In the near future in-body medical devices such as pacemakers will use radio frequency (RF) technology to improve healthcare for patients. A low-powered, two-way wireless communications system linking an in-body device to a monitoring system can provide up-to-the minute patient data to allow doctors to adjust treatment as soon as it is needed. Devices will read data every night when the patient is asleep and send reports to the physician at the hospital, via the telephone system or Internet.
Antennas are vital to the operation of these systems. They need to be small, light, high performing but low-powered, have limited radiation directed at the wearer and be built into the implant. They also need to be made of a material that is biocompatible as well as a good electrical performer.
To ensure the wireless implants work with monitoring systems we need to be able to measure how the radio waves behave when transmitted. Coaxial cable is traditionally used to measure the performance of small electric antennas. However, electrically small antennas for wireless communications applications are can excite common mode currents on coaxial cables - producing unwanted radiation of common mode current and with it distorted results.
NPL , the UK's National Measurement Institute, has achieved a breakthrough in the non-invasive measurement of electrically small antennas. By connecting omni-directional antennas, to an optical fibre instead of a coaxial cable they were able to remove the effects of cable reflections and most notably the radiation of common mode current.
The system was put to the test by the Body-Centric Wireless Sensor Lab (BodyWiSe) at Queen Mary University of London led by Professor Yang Hao. Researchers Dr Marie Rajab, Dr George Palikaras and Andrea Sani have developed an implantable Radio Frequency Identification (RFID) tag made up of a PIFA antenna type that has been optimised to operate whilst embedded in an artificially fabricated three-layer structure representative of skin, fat and muscle.
The device was tested by both a standard coaxial cable and NPL's fibre optic set-up and the results were compared.

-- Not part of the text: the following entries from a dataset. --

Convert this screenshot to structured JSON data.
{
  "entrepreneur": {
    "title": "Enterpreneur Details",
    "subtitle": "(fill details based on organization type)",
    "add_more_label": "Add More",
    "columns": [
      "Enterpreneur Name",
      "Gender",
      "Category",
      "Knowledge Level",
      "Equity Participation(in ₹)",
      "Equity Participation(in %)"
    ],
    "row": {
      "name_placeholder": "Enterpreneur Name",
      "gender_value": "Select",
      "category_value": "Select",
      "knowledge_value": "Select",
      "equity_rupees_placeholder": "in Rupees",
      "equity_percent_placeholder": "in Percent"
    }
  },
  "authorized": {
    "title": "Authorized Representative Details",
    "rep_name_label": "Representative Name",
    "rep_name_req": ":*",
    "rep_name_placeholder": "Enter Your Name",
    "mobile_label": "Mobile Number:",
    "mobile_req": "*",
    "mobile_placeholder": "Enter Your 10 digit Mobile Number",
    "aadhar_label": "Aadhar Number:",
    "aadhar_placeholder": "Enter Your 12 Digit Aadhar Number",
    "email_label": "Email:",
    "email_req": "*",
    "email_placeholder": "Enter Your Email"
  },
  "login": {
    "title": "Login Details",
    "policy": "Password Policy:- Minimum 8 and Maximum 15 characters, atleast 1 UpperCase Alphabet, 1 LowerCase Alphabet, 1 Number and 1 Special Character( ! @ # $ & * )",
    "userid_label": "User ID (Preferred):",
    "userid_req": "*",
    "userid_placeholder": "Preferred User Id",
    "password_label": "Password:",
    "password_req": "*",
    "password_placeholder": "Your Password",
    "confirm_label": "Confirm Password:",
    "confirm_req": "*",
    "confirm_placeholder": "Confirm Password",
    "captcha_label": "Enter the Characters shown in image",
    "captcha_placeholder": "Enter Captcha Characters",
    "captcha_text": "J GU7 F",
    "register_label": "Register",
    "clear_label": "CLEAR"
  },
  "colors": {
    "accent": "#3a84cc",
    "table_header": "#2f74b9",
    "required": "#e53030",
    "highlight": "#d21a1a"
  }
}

The result showed that the use of the fibre optic system can significantly decrease measurement errors caused by flowing common mode currents, in this case by as much as 18 dB.
NPL's Martin Alexander, Principal Research Scientist, said:
"This breakthrough could help the development of the next generation of miniature in-body technology designed to save even more lives. NPL achieved it through a collaborative partnership with optical communications company Seikoh-giken. Together we developed a very small RF-optical converter which reproduces the RF signal in full and has a minimal effect on the antenna performance. A miniature RF-optical transducer enables an optical fibre connection to the antenna, thereby eliminating the large distortion associated with the unwanted radiation from a coaxial cable."